A HISTÓRIA SEM FIM (NEVERENDING STORY – WOLFGANG PETERSON/1984)



Era meia-noite na Floresta Uivante. O vento sibilava sobre a copa das arvores seculares. Subitamente algo enorme colidiu, e ressoou através da floresta misteriosa.

Um filme inesquecível para aqueles que o assistiram inúmeras vezes desde seu lançamento e nas constantes exibições durante as tardes. É um trabalho autoexplicativo e monumental do alemão Wolfgang Peterson, mas nem por causa de sua simplicidade narrativa deixa de ser inventivo na condução de sua trama, baseada no romance homônimo de Michael Ende. A produção contou com uma equipe basicamente europeia e um bom elenco de atores desconhecidos. A direção de arte é um capitulo único, pois concebe um mundo fantasticamente realístico, e igualmente assombroso em seus detalhes. É uma história fantasiosa, mas que não deixa de passar verossimilhança na abordagem de seus personagens, todos impelidos pela curiosidade em descobrir uma fronteira nova.

A História sem Fim” possui dois protagonistas. O primeiro deles é Bastian (o fofo Barret Oliver), um garoto retraído, mas inteligente, dono de uma imaginação hiperativa e totalmente diferente dos garotos de sua idade. Quando o filme inicia Bastian está acordando de um sonho que teve com a mãe, morta recentemente, e quando senta a mesa do café da manhã e conta ao pai o acontecido este pede delicadamente, mas com ar de seriedade, que o filho deixe o passado para trás, e mais ainda o mundo dos sonhos e da imaginação, ao qual o menino visita frequentemente na forma de leituras dos clássicos da literatura como “Robinson Crusoé” e “As Vinte mil Léguas Submarinas”. É compreensível o cuidado do pai, já que a necessidade de sobrevivência, do trabalho e das contas a pagar o deixa sem tempo para aprofundar a relação com o filho, ainda mais agora que ele tem de desempenhar o papel que também era da mãe. Logo, se tornará um trabalho a menos se Bastian amadurecer mais rapidamente, e aprender a se proteger dos perigos cotidianos como a violência juvenil e as drogas, e aprender responsabilidades que futuramente possam lhe garantir uma vida sem a dependência do pai.

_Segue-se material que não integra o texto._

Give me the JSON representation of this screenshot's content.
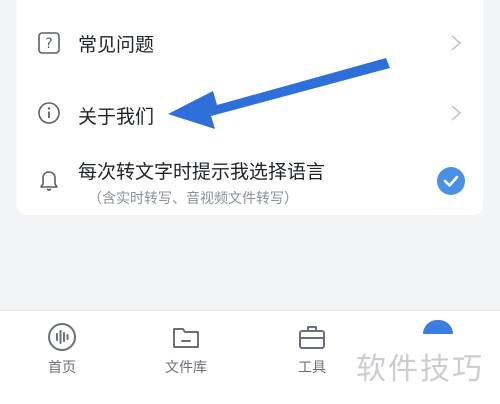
{
  "settings": {
    "items": [
      {
        "label": "常见问题",
        "icon": "question-icon"
      },
      {
        "label": "关于我们",
        "icon": "info-icon"
      },
      {
        "label": "每次转文字时提示我选择语言",
        "sublabel": "（含实时转写、音视频文件转写）",
        "icon": "bell-icon",
        "checked": true
      }
    ]
  },
  "tabbar": {
    "tabs": [
      {
        "label": "首页",
        "icon": "voice-wave-icon"
      },
      {
        "label": "文件库",
        "icon": "folder-icon"
      },
      {
        "label": "工具",
        "icon": "toolbox-icon"
      }
    ]
  },
  "watermark": "软件技巧",
  "colors": {
    "accent": "#3b7de0",
    "check": "#4a90e6",
    "arrow": "#2f6fd9"
  }
}
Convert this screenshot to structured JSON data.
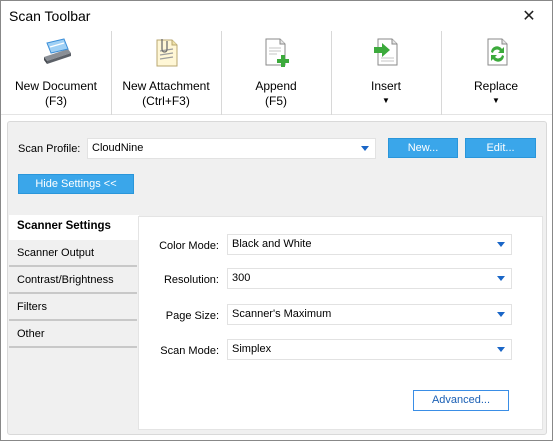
{
  "window": {
    "title": "Scan Toolbar",
    "close_glyph": "✕"
  },
  "toolbar": {
    "buttons": [
      {
        "label": "New Document",
        "shortcut": "(F3)",
        "icon": "scanner-icon"
      },
      {
        "label": "New Attachment",
        "shortcut": "(Ctrl+F3)",
        "icon": "paperclip-document-icon"
      },
      {
        "label": "Append",
        "shortcut": "(F5)",
        "icon": "document-add-icon"
      },
      {
        "label": "Insert",
        "dropdown_glyph": "▼",
        "icon": "document-insert-icon"
      },
      {
        "label": "Replace",
        "dropdown_glyph": "▼",
        "icon": "document-replace-icon"
      }
    ]
  },
  "profile": {
    "label": "Scan Profile:",
    "value": "CloudNine",
    "new_button": "New...",
    "edit_button": "Edit..."
  },
  "hide_settings_button": "Hide Settings <<",
  "tabs": [
    {
      "label": "Scanner Settings",
      "active": true
    },
    {
      "label": "Scanner Output",
      "active": false
    },
    {
      "label": "Contrast/Brightness",
      "active": false
    },
    {
      "label": "Filters",
      "active": false
    },
    {
      "label": "Other",
      "active": false
    }
  ],
  "fields": [
    {
      "label": "Color Mode:",
      "value": "Black and White"
    },
    {
      "label": "Resolution:",
      "value": "300"
    },
    {
      "label": "Page Size:",
      "value": "Scanner's Maximum"
    },
    {
      "label": "Scan Mode:",
      "value": "Simplex"
    }
  ],
  "advanced_button": "Advanced...",
  "colors": {
    "accent": "#3aa6ea",
    "caret": "#1a66c7",
    "panel": "#f0f0f0"
  }
}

Assim que Bastian sai para o colégio, seus colegas brutamontes o perseguem pelo bairro e o jogam em uma lata de lixo, algo que se repete quase que diariamente. No dia em questão o menino se refugia em uma livraria antiga, chamada Koreanders, onde um senhor de óculos e cachimbo na mão o informa que está no lugar errado, já que o fliperama fica no fim da rua. Bastian retruca que conhece os livros, e que os têm aos montes em sua casa. O homem logo se interessa e percebe imediatamente que o menino é especial. Os dois iniciam uma conversa envolvendo o livro que o velho está lendo, e que ele garante ser uma obra diferente das demais, perigosa inclusive. Parece obvio que ele diz isso para aguçar os sentidos de Bastian e o menino sai da livraria com o volume sob o moletom, enquanto o livreiro se vira para atender ao telefone.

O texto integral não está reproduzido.